Being honest in pop music is a risky business. Lady Gaga knows this--her jams are intentionally impersonal and blandly sexual, whereas any of her “personal” songs (“Again Again,” “Brown Eyes,” “Speechless”) are made to sound
that way so any clubgoer can easily skip over them right to “Poker Face”. Kelly Clarkson certainly knows it; if only she had known it earlier she might have been able to avoid creating the soul-baring bomb known as My December
and simply kept to having five names on each songwriting credit. Once you put what you actually
think out there, instead of boilerplate pop lyrics that can either be construed as “mindless fun” or “biting satire of ‘mindless fun’”, you’re putting yourself out there. And that’s dangerous. Lily Allen takes the challenge, and, as it always is, potential lyrical complaints are all around, especially for nitpickers who don’t like their pop artists outspoken: the materialist satire of “The Fear” is too easy, “Not Fair” is whiny, “Him” is strikingly naive; all flawed in the same way she and everyone else is. And, though these critics may have a point, the fact is that Lily Allen is daringly frank (especially in this day and age), and even if you don’t like the words (which, if you give them more than the skeptical skim, you should), she’s got the tunes to back them up.

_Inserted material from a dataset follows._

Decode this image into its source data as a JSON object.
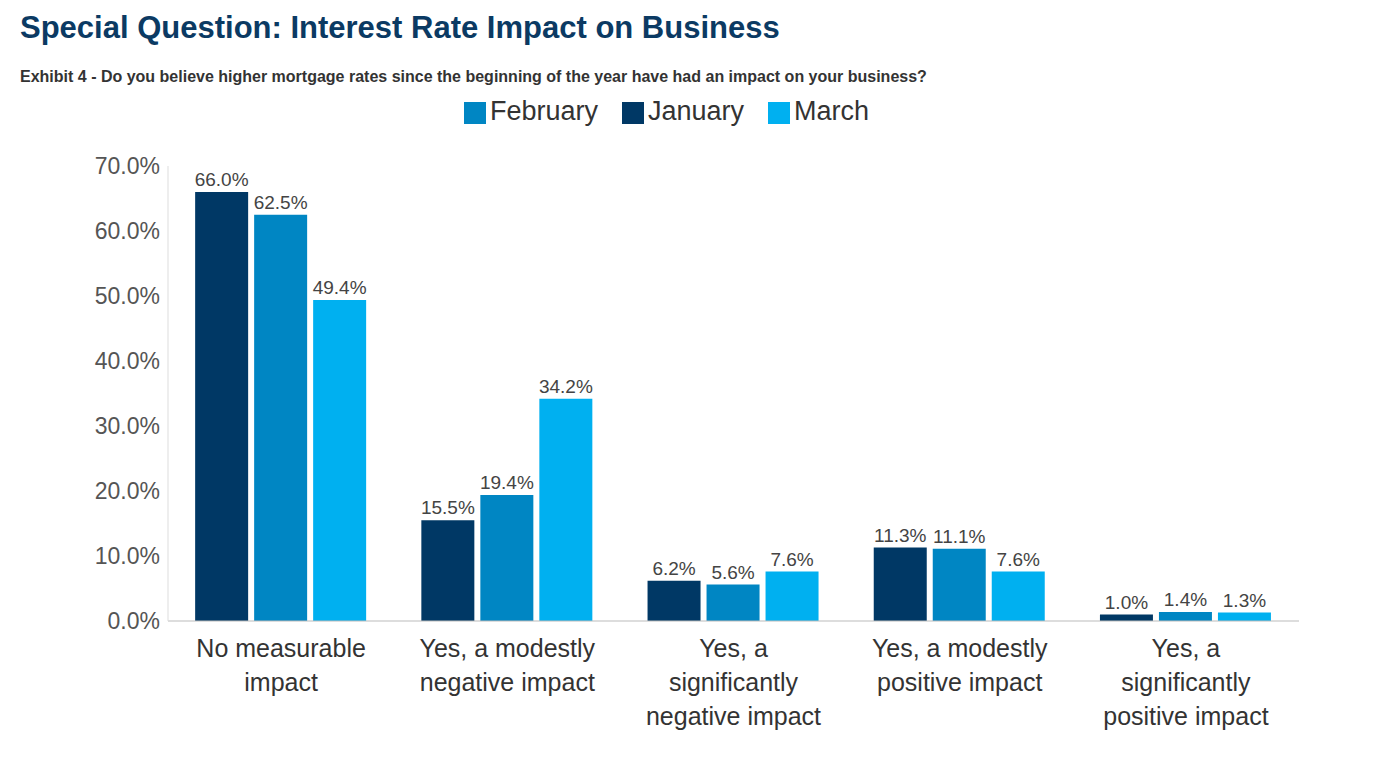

Armed with all the money the rogue music pirates who forced her to quote-unquote quit music didn’t manage to steal from her, Allen recruits Greg Kurstin of The Bird and the Bee to dress up her songs in a shiny, immaculate electro-pop sheen that complements her songs perhaps even better than Alright, Still
’s ska-inflected production. Fantastic first single “The Fear” is a perfect example of this new direction--the song’s bubbly synths and retro beats perfectly externalize the sort of materialist fantasy the narrator desires to live in (inspirational opening line: “I want to be rich and I want lots of money.”) The song’s lyrics have Allen, through satire, demonstrating how not to live, but also making this delusional lifestyle a tantalizing thing to experience. Just like all great pop singles, “The Fear” is catchy and likable enough without the lyrics, but has a further layer of intrigue with them.
In that sense, It’s Not Me, It’s You
is essentially “The Fear” times twelve. Musically, these songs are impeccable pop gold--all twelve of them. And underneath their immaculately-crafted melodies and progressions is pure Lily
. Though dressed up in an exquisite get-up, the songs here allow her personality to shine through in full--whether it be the “bitchy” side you probably already knew about (“It’s Not Fair,” “Never Gonna Happen”) or the sensitive side you wished you had heard about earlier (“Who’d Have Known,” “Chinese”). Lily is smart but not too smart to be pinned down as “satirizing” something; scrutinize her and you’ll see she makes slip-ups, but they’re all in good heart. Opener (anti-)drug song “Everyone’s At It” may seem oversimplified, but she’s just trying to protect the kids; “*** You”, to whomever it is
directed (George W. Bush seems like a good guess, though the British National Party is another possibility), is, though vicious, just Lily frankly stating her political mind, but in a way so cleverly universal it could be construed as another Boyfriend Hate song--both of these are examples of what Lily does best: baring her human soul via super-human songcrafting.
By chance, the catchiest of a dozen super-catchy songs is indeed a Boyfriend Hate song: a cleverly seething one called “Never Gonna Happen”. Production-wise, the song is somewhat of an anomaly, a sort of throwback to Alright, Still
that swaggers along not on synths or drumbeats but, of all things, an accordion. Still, instead of feeling out of place, the song gets by on pure charm and humor, as well as seemingly infinite replay value. Another musical anomaly, the country-inflected “Not Fair”, is simply hilarious; a slightly malicious criticism of a boyfriend who just can’t seem to please Lily in bed--even though he’s a nice guy and all.
However, these spiteful diss tracks--as good as they both are--are not the ones that play to her strengths the most. That would be tracks like “Who’d Have Known”--ones that show that, sometimes, she can approach the subjects she knows best (young love, in this case) with just the right amount of brevity and restraint. “Who’d Have Known” carefully tells a story of unsure love, from filling up conversations with talk about the weather, to unexpected kisses, to offhandedly being referred to as “baby”--plus, it has one of those
choruses (legally sampled from Take That or not); the one that instantly gets added into the “classic melody” vault once you hear it. And this brings us back to where we were with “The Fear”. When each song is no-questions-asked catchy, you know you’ve got an honest pop album on your hands. When the one that manages to peek above the rest is not the ones made out of spite or the “satires” but the ones where you secretly hope it turns out to be True Love, you know you’ve got an honest lyrical one. With It’s Not Me, It’s You
, Lily Allen has managed to make both.